Wie bereits im Vorjahr musste „Hamburg räumt auf“ auch in diesem Jahr Corona-bedingt aus dem Frühling in den Herbst verlegt werden. Umso erfreulicher war die große Resonanz und die deutlich gesteigerte Anzahl an Teilnehmenden und Initiativen gegenüber dem letztjährigen Herbstputz. Seit 1998 nahmen mehr als eine Million Freiwillige an der größten Stadtputzaktion Deutschlands teil. Gestartet wurde „Hamburg räumt auf!“ von Umweltsenator Jens Kerstan und SRH-Geschäftsführer Professor Dr. Rüdiger Siechau mit Kindern der Kita Kaiser-Friedrich-Ufer (EM berichtete).  Zu den weiteren Highlights gehörte ein Plogging-Event im Stadtpark sowie die Tauchaktion im Isebekkanal mit Innensenator Andy Grote, SRH-Geschäftsführer Holger Lange und Taucherinnen und Taucher von Polizei, Feuerwehr und DLRG. Den Abschluss bildete die SUP-Aktion beim SUP CLUB Hamburg, die am vergangenen Sonntag stattfand.

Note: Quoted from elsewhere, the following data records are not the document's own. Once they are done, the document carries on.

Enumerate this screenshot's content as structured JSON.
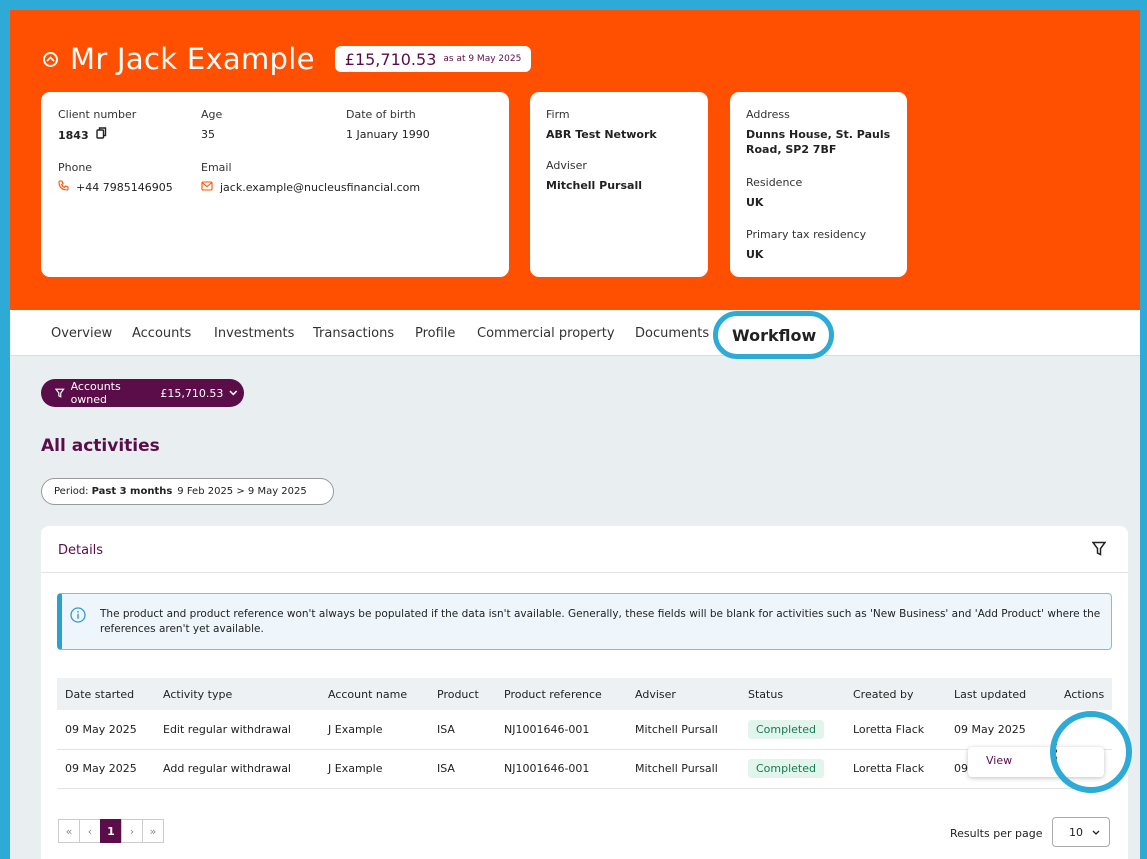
{
  "header": {
    "client_name": "Mr Jack Example",
    "value": "£15,710.53",
    "as_at": "as at 9 May 2025"
  },
  "client_card": {
    "client_number_label": "Client number",
    "client_number": "1843",
    "age_label": "Age",
    "age": "35",
    "dob_label": "Date of birth",
    "dob": "1 January 1990",
    "phone_label": "Phone",
    "phone": "+44 7985146905",
    "email_label": "Email",
    "email": "jack.example@nucleusfinancial.com"
  },
  "firm_card": {
    "firm_label": "Firm",
    "firm": "ABR Test Network",
    "adviser_label": "Adviser",
    "adviser": "Mitchell Pursall"
  },
  "address_card": {
    "address_label": "Address",
    "address": "Dunns House, St. Pauls Road, SP2 7BF",
    "residence_label": "Residence",
    "residence": "UK",
    "tax_label": "Primary tax residency",
    "tax": "UK"
  },
  "tabs": [
    "Overview",
    "Accounts",
    "Investments",
    "Transactions",
    "Profile",
    "Commercial property",
    "Documents",
    "Workflow"
  ],
  "active_tab": "Workflow",
  "filters": {
    "accounts_owned_label": "Accounts owned",
    "accounts_owned_value": "£15,710.53",
    "period_label": "Period:",
    "period_value": "Past 3 months",
    "period_dates": "9 Feb 2025  >  9 May 2025"
  },
  "section_title": "All activities",
  "panel": {
    "title": "Details",
    "info_text": "The product and product reference won't always be populated if the data isn't available. Generally, these fields will be blank for activities such as 'New Business' and 'Add Product' where the references aren't yet available."
  },
  "table": {
    "columns": [
      "Date started",
      "Activity type",
      "Account name",
      "Product",
      "Product reference",
      "Adviser",
      "Status",
      "Created by",
      "Last updated",
      "Actions"
    ],
    "rows": [
      [
        "09 May 2025",
        "Edit regular withdrawal",
        "J Example",
        "ISA",
        "NJ1001646-001",
        "Mitchell Pursall",
        "Completed",
        "Loretta Flack",
        "09 May 2025"
      ],
      [
        "09 May 2025",
        "Add regular withdrawal",
        "J Example",
        "ISA",
        "NJ1001646-001",
        "Mitchell Pursall",
        "Completed",
        "Loretta Flack",
        "09"
      ]
    ],
    "menu_item": "View"
  },
  "pagination": {
    "first": "«",
    "prev": "‹",
    "current": "1",
    "next": "›",
    "last": "»",
    "results_label": "Results per page",
    "results_value": "10"
  },
  "colors": {
    "brand_orange": "#fe5000",
    "brand_purple": "#5b0d49",
    "highlight_ring": "#2eaad6"
  }
}
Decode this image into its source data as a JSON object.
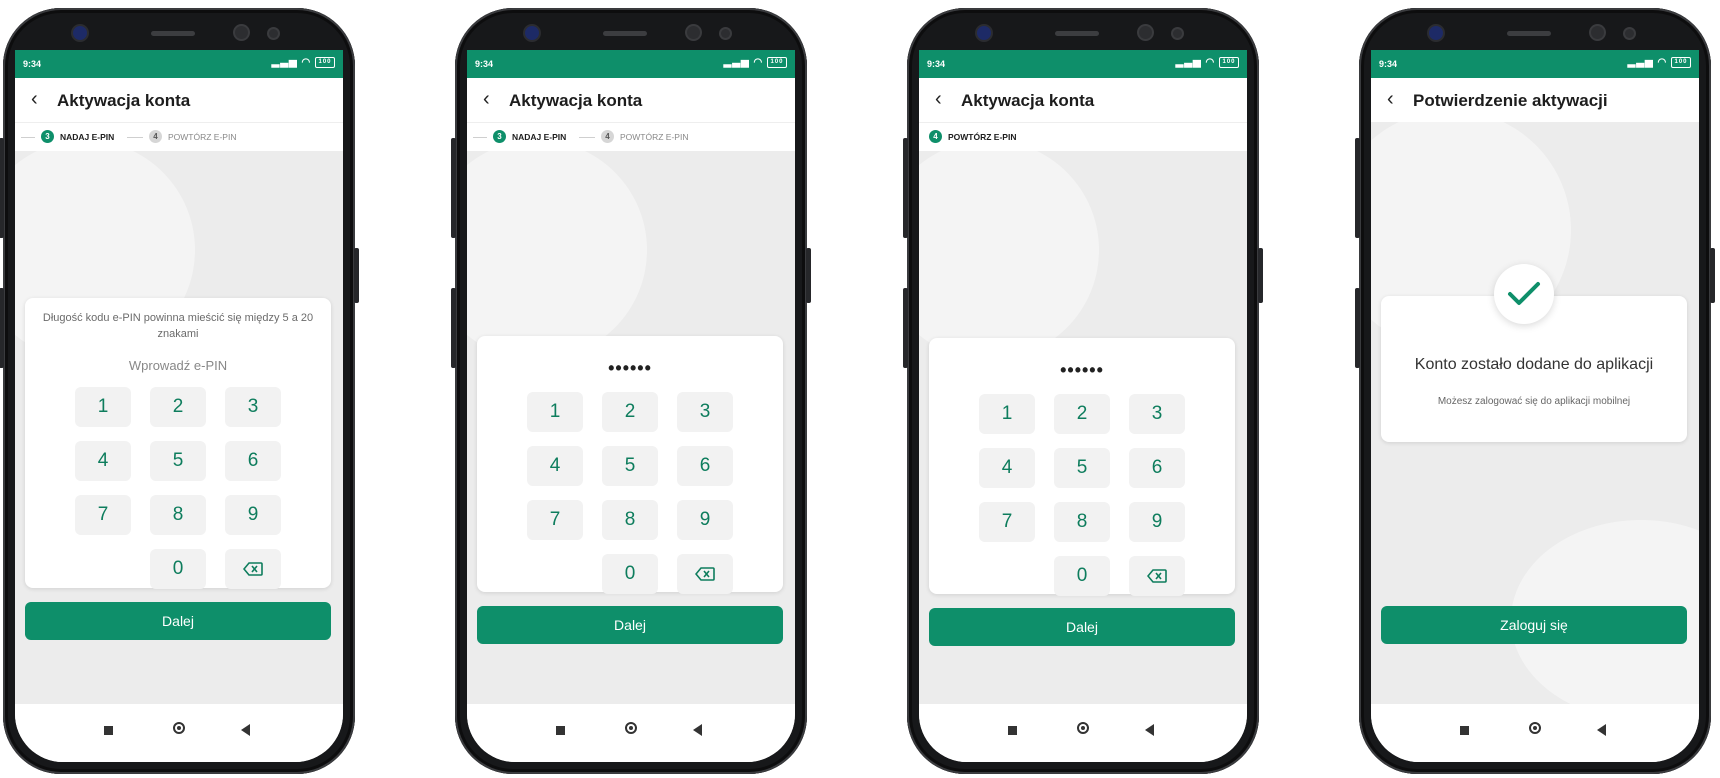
{
  "status": {
    "time": "9:34",
    "battery": "100"
  },
  "screens": [
    {
      "header_title": "Aktywacja konta",
      "steps": [
        {
          "number": "3",
          "label": "NADAJ E-PIN"
        },
        {
          "number": "4",
          "label": "POWTÓRZ E-PIN"
        }
      ],
      "hint": "Długość kodu e-PIN powinna mieścić się między 5 a 20 znakami",
      "prompt": "Wprowadź e-PIN",
      "button": "Dalej"
    },
    {
      "header_title": "Aktywacja konta",
      "steps": [
        {
          "number": "3",
          "label": "NADAJ E-PIN"
        },
        {
          "number": "4",
          "label": "POWTÓRZ E-PIN"
        }
      ],
      "pin_value": "••••••",
      "button": "Dalej"
    },
    {
      "header_title": "Aktywacja konta",
      "steps": [
        {
          "number": "4",
          "label": "POWTÓRZ E-PIN"
        }
      ],
      "pin_value": "••••••",
      "button": "Dalej"
    },
    {
      "header_title": "Potwierdzenie aktywacji",
      "success_title": "Konto zostało dodane do aplikacji",
      "success_sub": "Możesz zalogować się do aplikacji mobilnej",
      "button": "Zaloguj się"
    }
  ],
  "keypad": {
    "keys": [
      "1",
      "2",
      "3",
      "4",
      "5",
      "6",
      "7",
      "8",
      "9",
      "",
      "0",
      "⌫"
    ]
  },
  "icons": {
    "back": "chevron-left-icon",
    "backspace": "backspace-icon",
    "check": "check-icon"
  },
  "colors": {
    "brand": "#0e8f6a",
    "key_text": "#0e7d5d"
  }
}
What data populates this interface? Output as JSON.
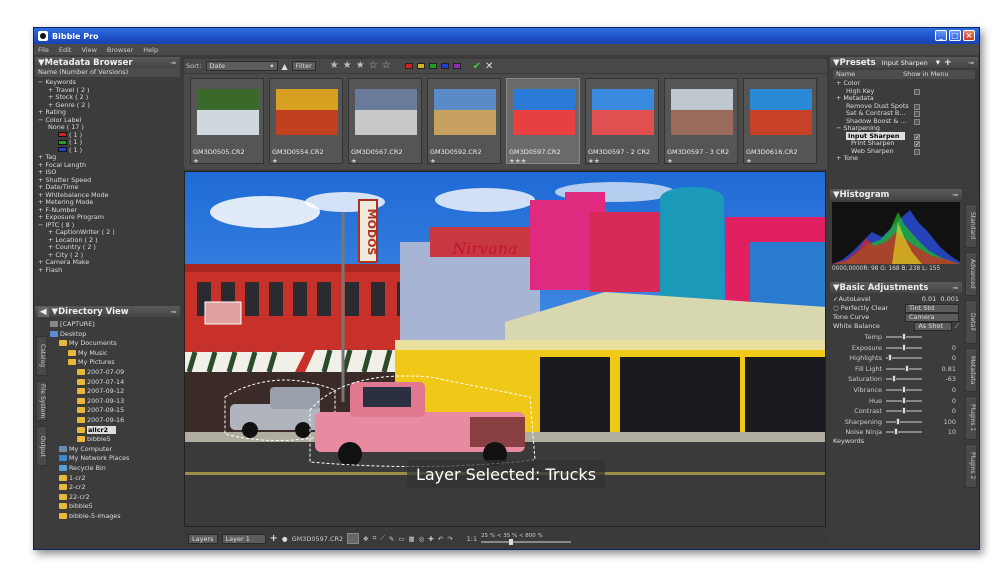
{
  "app": {
    "title": "Bibble Pro",
    "menu": [
      "File",
      "Edit",
      "View",
      "Browser",
      "Help"
    ]
  },
  "metadata_browser": {
    "title": "Metadata Browser",
    "column": "Name (Number of Versions)",
    "items": [
      {
        "text": "−  Keywords",
        "indent": 0
      },
      {
        "text": "+  Travel ( 2 )",
        "indent": 2
      },
      {
        "text": "+  Stock ( 2 )",
        "indent": 2
      },
      {
        "text": "+  Genre ( 2 )",
        "indent": 2
      },
      {
        "text": "+  Rating",
        "indent": 0
      },
      {
        "text": "−  Color Label",
        "indent": 0
      },
      {
        "text": "None ( 17 )",
        "indent": 2
      },
      {
        "text": "( 1 )",
        "indent": 4,
        "swatch": "#d42020"
      },
      {
        "text": "( 1 )",
        "indent": 4,
        "swatch": "#20a020"
      },
      {
        "text": "( 1 )",
        "indent": 4,
        "swatch": "#2040d0"
      },
      {
        "text": "+  Tag",
        "indent": 0
      },
      {
        "text": "+  Focal Length",
        "indent": 0
      },
      {
        "text": "+  ISO",
        "indent": 0
      },
      {
        "text": "+  Shutter Speed",
        "indent": 0
      },
      {
        "text": "+  Date/Time",
        "indent": 0
      },
      {
        "text": "+  Whitebalance Mode",
        "indent": 0
      },
      {
        "text": "+  Metering Mode",
        "indent": 0
      },
      {
        "text": "+  F-Number",
        "indent": 0
      },
      {
        "text": "+  Exposure Program",
        "indent": 0
      },
      {
        "text": "−  IPTC ( 8 )",
        "indent": 0
      },
      {
        "text": "+  CaptionWriter ( 2 )",
        "indent": 2
      },
      {
        "text": "+  Location ( 2 )",
        "indent": 2
      },
      {
        "text": "+  Country ( 2 )",
        "indent": 2
      },
      {
        "text": "+  City ( 2 )",
        "indent": 2
      },
      {
        "text": "+  Camera Make",
        "indent": 0
      },
      {
        "text": "+  Flash",
        "indent": 0
      }
    ]
  },
  "directory_view": {
    "title": "Directory View",
    "items": [
      {
        "text": "[CAPTURE]",
        "indent": 0,
        "icon": "gear"
      },
      {
        "text": "Desktop",
        "indent": 0,
        "icon": "desktop"
      },
      {
        "text": "My Documents",
        "indent": 1
      },
      {
        "text": "My Music",
        "indent": 2
      },
      {
        "text": "My Pictures",
        "indent": 2
      },
      {
        "text": "2007-07-09",
        "indent": 3
      },
      {
        "text": "2007-07-14",
        "indent": 3
      },
      {
        "text": "2007-09-12",
        "indent": 3
      },
      {
        "text": "2007-09-13",
        "indent": 3
      },
      {
        "text": "2007-09-15",
        "indent": 3
      },
      {
        "text": "2007-09-16",
        "indent": 3
      },
      {
        "text": "allcr2",
        "indent": 3,
        "selected": true
      },
      {
        "text": "bibble5",
        "indent": 3
      },
      {
        "text": "My Computer",
        "indent": 1,
        "icon": "computer"
      },
      {
        "text": "My Network Places",
        "indent": 1,
        "icon": "network"
      },
      {
        "text": "Recycle Bin",
        "indent": 1,
        "icon": "recycle"
      },
      {
        "text": "1-cr2",
        "indent": 1
      },
      {
        "text": "2-cr2",
        "indent": 1
      },
      {
        "text": "22-cr2",
        "indent": 1
      },
      {
        "text": "bibble5",
        "indent": 1
      },
      {
        "text": "bibble-5-images",
        "indent": 1
      }
    ],
    "side_tabs": [
      "Catalog",
      "File System",
      "Output"
    ]
  },
  "toolbar": {
    "sort_label": "Sort:",
    "sort_value": "Date",
    "filter_label": "Filter"
  },
  "filmstrip": [
    {
      "name": "GM3D0505.CR2",
      "stars": "★",
      "colors": [
        "#3a6a2a",
        "#cfd8dc"
      ]
    },
    {
      "name": "GM3D0554.CR2",
      "stars": "★",
      "colors": [
        "#d8a020",
        "#c04020"
      ]
    },
    {
      "name": "GM3D0567.CR2",
      "stars": "★",
      "colors": [
        "#6a7a9a",
        "#c8c8c8"
      ]
    },
    {
      "name": "GM3D0592.CR2",
      "stars": "★",
      "colors": [
        "#5a8ac8",
        "#c8a060"
      ]
    },
    {
      "name": "GM3D0597.CR2",
      "stars": "★★★",
      "colors": [
        "#2a7ad8",
        "#e84040"
      ],
      "active": true
    },
    {
      "name": "GM3D0597 - 2 CR2",
      "stars": "★★",
      "colors": [
        "#3a8ae0",
        "#e05050"
      ]
    },
    {
      "name": "GM3D0597 - 3 CR2",
      "stars": "★",
      "colors": [
        "#bfc7cf",
        "#9a6a5a"
      ]
    },
    {
      "name": "GM3D0616.CR2",
      "stars": "★",
      "colors": [
        "#2a8ad8",
        "#c84028"
      ]
    }
  ],
  "viewer": {
    "overlay": "Layer Selected: Trucks",
    "sign_left": "MODOS",
    "sign_mid": "Nirvana"
  },
  "statusbar": {
    "layers_label": "Layers",
    "layer_value": "Layer 1",
    "file": "GM3D0597.CR2",
    "zoom": "1:1",
    "zoom_scale": "25 %  <  35 %  <  800 %"
  },
  "presets": {
    "title": "Presets",
    "selected": "Input Sharpen",
    "col_name": "Name",
    "col_show": "Show in Menu",
    "items": [
      {
        "text": "+  Color",
        "indent": 0
      },
      {
        "text": "High Key",
        "indent": 2
      },
      {
        "text": "+  Metadata",
        "indent": 0
      },
      {
        "text": "Remove Dust Spots",
        "indent": 2
      },
      {
        "text": "Sat & Contrast B...",
        "indent": 2
      },
      {
        "text": "Shadow Boost & ...",
        "indent": 2
      },
      {
        "text": "−  Sharpening",
        "indent": 0
      },
      {
        "text": "Input Sharpen",
        "indent": 2,
        "selected": true
      },
      {
        "text": "Print Sharpen",
        "indent": 3
      },
      {
        "text": "Web Sharpen",
        "indent": 3
      },
      {
        "text": "+  Tone",
        "indent": 0
      }
    ]
  },
  "histogram": {
    "title": "Histogram",
    "readout": "0000,0000R: 98 G: 168 B: 238 L: 155"
  },
  "basic": {
    "title": "Basic Adjustments",
    "autolevel": "AutoLevel",
    "autolevel_v1": "0.01",
    "autolevel_v2": "0.001",
    "perfectly_clear": "Perfectly Clear",
    "pc_value": "Tint Std",
    "tone_curve": "Tone Curve",
    "tone_value": "Camera",
    "white_balance": "White Balance",
    "wb_value": "As Shot",
    "sliders": [
      {
        "name": "Temp",
        "value": "",
        "pos": 0.5
      },
      {
        "name": "Exposure",
        "value": "0",
        "pos": 0.5
      },
      {
        "name": "Highlights",
        "value": "0",
        "pos": 0.05
      },
      {
        "name": "Fill Light",
        "value": "0.81",
        "pos": 0.6
      },
      {
        "name": "Saturation",
        "value": "-63",
        "pos": 0.2
      },
      {
        "name": "Vibrance",
        "value": "0",
        "pos": 0.5
      },
      {
        "name": "Hue",
        "value": "0",
        "pos": 0.5
      },
      {
        "name": "Contrast",
        "value": "0",
        "pos": 0.5
      },
      {
        "name": "Sharpening",
        "value": "100",
        "pos": 0.3
      },
      {
        "name": "Noise Ninja",
        "value": "10",
        "pos": 0.25
      }
    ],
    "keywords": "Keywords"
  },
  "right_tabs": [
    "Standard",
    "Advanced",
    "Detail",
    "Metadata",
    "Plugins 1",
    "Plugins 2"
  ]
}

Den starken Zuspruch wertete  Umweltsenator Jens Kerstan als „klares Zeichen dafür, dass diese Aktion ein etablierter und wichtiger Bestandteil im Kalender unserer Stadt ist“.  Zahlreichen Hamburgerinnen und Hamburger aller Altersklassen liege die Sauberkeit ihrer Stadt sehr am Herzen, das sei in den vergangenen Tagen einmal mehr deutlich geworden.

Großreinemachen zu Wasser: Die Stand Up Paddel- Gruppe (SUP) m Einsatz. Foto; Thorge Huter/ SRH .

Auch SRH-Geschäftsführer Professor Dr. Rüdiger Siechau freute sich  über die rege Beteiligung und die große Resonanz bei „Hamburg räumt auf!“. „Dass die gesammelten Abfallmengen nicht gestiegen sind, ist für uns ein Beleg dafür, dass die Stadtsauberkeit trotz der Pandemie weiterhin auf einem hohen Niveau gewährleistet ist“. Die Stadtreinigung Hamburg (SRH) sehe sich nach seinen Worten darin bestätigt, „in den vergangenen Monaten die richtigen Maßnahmen ergriffen zu haben, um einer stärkeren Verschmutzung infolge der corona-bedingt gestiegenen Nutzung des öffentlichen Raumes entgegenzuwirken.“

Der Herbstputz war eine Gemeinschaftsaktion der Stadtreinigung Hamburg und der Behörde für Umwelt, Klima, Energie und Agrarwirtschaft (BUKEA) in Zusammenarbeit mit dem Naturschutzbund Deutschland (NABU), Landesverband Hamburg e.V.